IBN-KHAMÎS

650-708 H./ 1252-1308 J.C.

entre les intrigues

du Méchouar de Tlemcen

et celles du Palais de Grenade

Mohammed BAGHLI (1)

Lorsque Moufdi Zakaria arriva à Tlemcen en Septembre 1935 pour le Cinquième Congrès de l’Association des Etudiants Nord-Africains Musulmans(2), tous les jeunes militants du Mouvement National s’abreuvèrent autour de lui des poèmes les plus célèbres sur l’Histoire de Tlemcen et en particulier trois poèmes d’IBN-KHAMIS qui marquèrent les générations successives.
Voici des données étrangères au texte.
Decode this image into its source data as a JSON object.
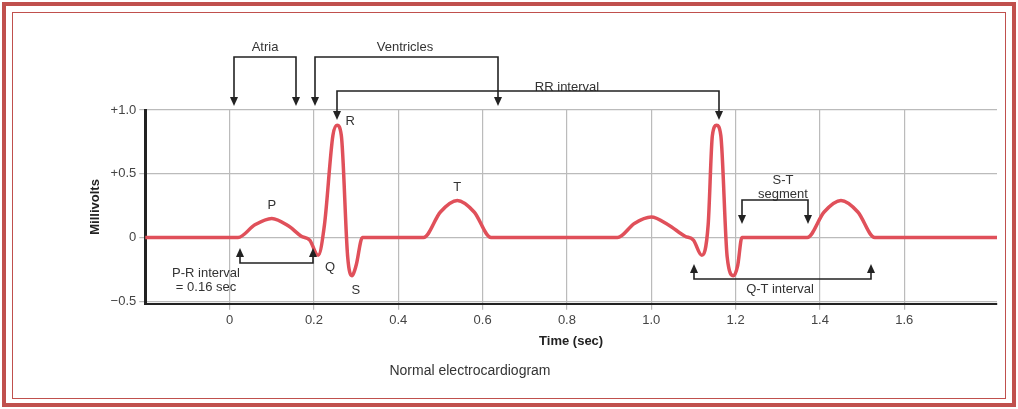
{
  "chart_data": {
    "type": "line",
    "xlabel": "Time (sec)",
    "ylabel": "Millivolts",
    "x": [
      -0.2,
      0.02,
      0.06,
      0.1,
      0.14,
      0.17,
      0.19,
      0.21,
      0.225,
      0.245,
      0.255,
      0.265,
      0.28,
      0.29,
      0.3,
      0.315,
      0.46,
      0.5,
      0.54,
      0.58,
      0.62,
      0.92,
      0.96,
      1.0,
      1.04,
      1.08,
      1.1,
      1.12,
      1.135,
      1.145,
      1.155,
      1.165,
      1.18,
      1.195,
      1.205,
      1.215,
      1.37,
      1.41,
      1.45,
      1.49,
      1.53,
      1.82
    ],
    "series": [
      {
        "color": "#e0505a",
        "values": [
          0,
          0,
          0.1,
          0.15,
          0.09,
          0.01,
          -0.02,
          -0.14,
          0.1,
          0.8,
          0.88,
          0.8,
          -0.15,
          -0.3,
          -0.22,
          0,
          0,
          0.2,
          0.29,
          0.2,
          0,
          0,
          0.11,
          0.16,
          0.1,
          0.01,
          -0.02,
          -0.14,
          0.1,
          0.8,
          0.88,
          0.8,
          -0.15,
          -0.3,
          -0.22,
          0,
          0,
          0.2,
          0.29,
          0.2,
          0,
          0
        ]
      }
    ],
    "xlim": [
      -0.2,
      1.82
    ],
    "xticks": [
      0,
      0.2,
      0.4,
      0.6,
      0.8,
      {
        "value": 1,
        "label": "1.0"
      },
      1.2,
      1.4,
      1.6
    ],
    "ylim": [
      -0.52,
      1.0
    ],
    "yticks": [
      {
        "value": -0.5,
        "label": "−0.5"
      },
      0,
      {
        "value": 0.5,
        "label": "+0.5"
      },
      {
        "value": 1,
        "label": "+1.0"
      }
    ],
    "grid": true,
    "marker": "none",
    "line_style": "solid",
    "annotations": [
      {
        "text": "P",
        "x": 0.1,
        "y": 0.15
      },
      {
        "text": "Q",
        "x": 0.21,
        "y": -0.14
      },
      {
        "text": "R",
        "x": 0.255,
        "y": 0.88
      },
      {
        "text": "S",
        "x": 0.29,
        "y": -0.3
      },
      {
        "text": "T",
        "x": 0.54,
        "y": 0.29
      },
      "Atria",
      "Ventricles",
      "RR interval",
      {
        "text": "P-R interval\n= 0.16 sec",
        "x": 0.02,
        "y": 0
      },
      "S-T\nsegment",
      "Q-T interval",
      "Normal electrocardiogram"
    ]
  }
}
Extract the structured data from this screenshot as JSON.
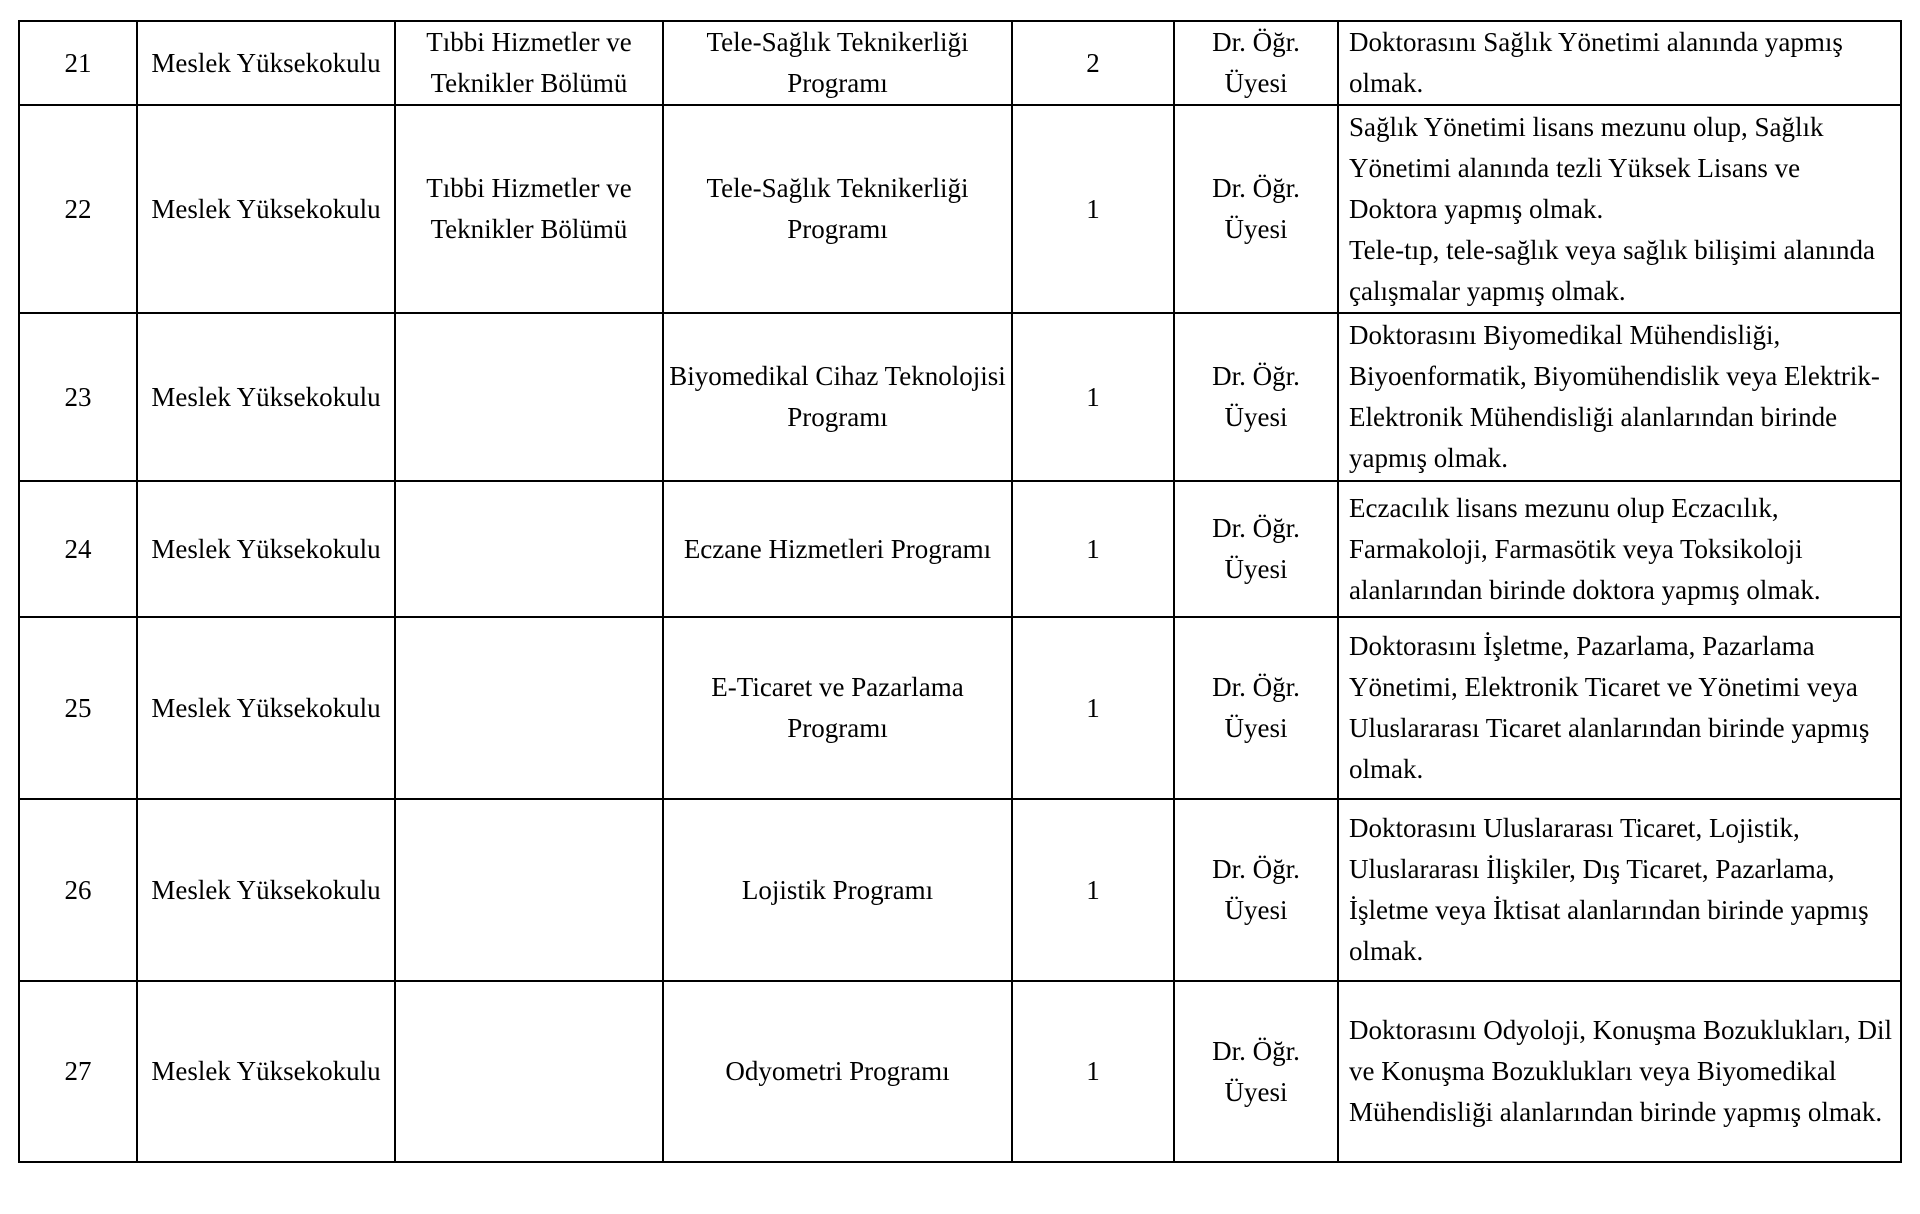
{
  "rows": [
    {
      "no": "21",
      "unit": "Meslek Yüksekokulu",
      "department": "Tıbbi Hizmetler ve Teknikler Bölümü",
      "program": "Tele-Sağlık Teknikerliği Programı",
      "count": "2",
      "title": "Dr. Öğr. Üyesi",
      "requirement": "Doktorasını Sağlık Yönetimi alanında yapmış olmak."
    },
    {
      "no": "22",
      "unit": "Meslek Yüksekokulu",
      "department": "Tıbbi Hizmetler ve Teknikler Bölümü",
      "program": "Tele-Sağlık Teknikerliği Programı",
      "count": "1",
      "title": "Dr. Öğr. Üyesi",
      "requirement": "Sağlık Yönetimi lisans mezunu olup, Sağlık Yönetimi alanında tezli Yüksek Lisans ve Doktora yapmış olmak.\nTele-tıp, tele-sağlık veya sağlık bilişimi alanında çalışmalar yapmış olmak."
    },
    {
      "no": "23",
      "unit": "Meslek Yüksekokulu",
      "department": "",
      "program": "Biyomedikal Cihaz Teknolojisi Programı",
      "count": "1",
      "title": "Dr. Öğr. Üyesi",
      "requirement": "Doktorasını Biyomedikal Mühendisliği, Biyoenformatik, Biyomühendislik veya Elektrik- Elektronik Mühendisliği alanlarından birinde yapmış olmak."
    },
    {
      "no": "24",
      "unit": "Meslek Yüksekokulu",
      "department": "",
      "program": "Eczane Hizmetleri Programı",
      "count": "1",
      "title": "Dr. Öğr. Üyesi",
      "requirement": "Eczacılık lisans mezunu olup Eczacılık, Farmakoloji, Farmasötik veya Toksikoloji alanlarından birinde doktora yapmış olmak."
    },
    {
      "no": "25",
      "unit": "Meslek Yüksekokulu",
      "department": "",
      "program": "E-Ticaret ve Pazarlama Programı",
      "count": "1",
      "title": "Dr. Öğr. Üyesi",
      "requirement": "Doktorasını İşletme, Pazarlama, Pazarlama Yönetimi, Elektronik Ticaret ve Yönetimi veya Uluslararası Ticaret alanlarından birinde yapmış olmak."
    },
    {
      "no": "26",
      "unit": "Meslek Yüksekokulu",
      "department": "",
      "program": "Lojistik Programı",
      "count": "1",
      "title": "Dr. Öğr. Üyesi",
      "requirement": "Doktorasını Uluslararası Ticaret, Lojistik, Uluslararası İlişkiler, Dış Ticaret, Pazarlama, İşletme veya İktisat alanlarından birinde yapmış olmak."
    },
    {
      "no": "27",
      "unit": "Meslek Yüksekokulu",
      "department": "",
      "program": "Odyometri Programı",
      "count": "1",
      "title": "Dr. Öğr. Üyesi",
      "requirement": "Doktorasını Odyoloji, Konuşma Bozuklukları, Dil ve Konuşma Bozuklukları veya Biyomedikal Mühendisliği alanlarından birinde yapmış olmak."
    }
  ]
}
Ces poèmes ont été déclamés en leur lieu lors d’une randonnée pédestre organisée par le Parc National de Tlemcen  pour reprendre les traditions de sorties champêtres.

Le premier circuit de ballade sous la muse d’IBN-KHAMIS fut le circuit prenant son départ à la Station Spirituelle de Sidi ‘Abdallah Ben ‘Ali d’Al-Ba’al sur les hauteurs d’Al-Eubbad et longeant un chemin forestier plus au sud jusqu’à la rencontre du tronçon de Saquiet en-Nasrâni pour longer le canal dans les deux sens jusqu’au « Balcon d’Allah » comme diraient certains ou « Nadhratou en-Naîm » pour d’autres.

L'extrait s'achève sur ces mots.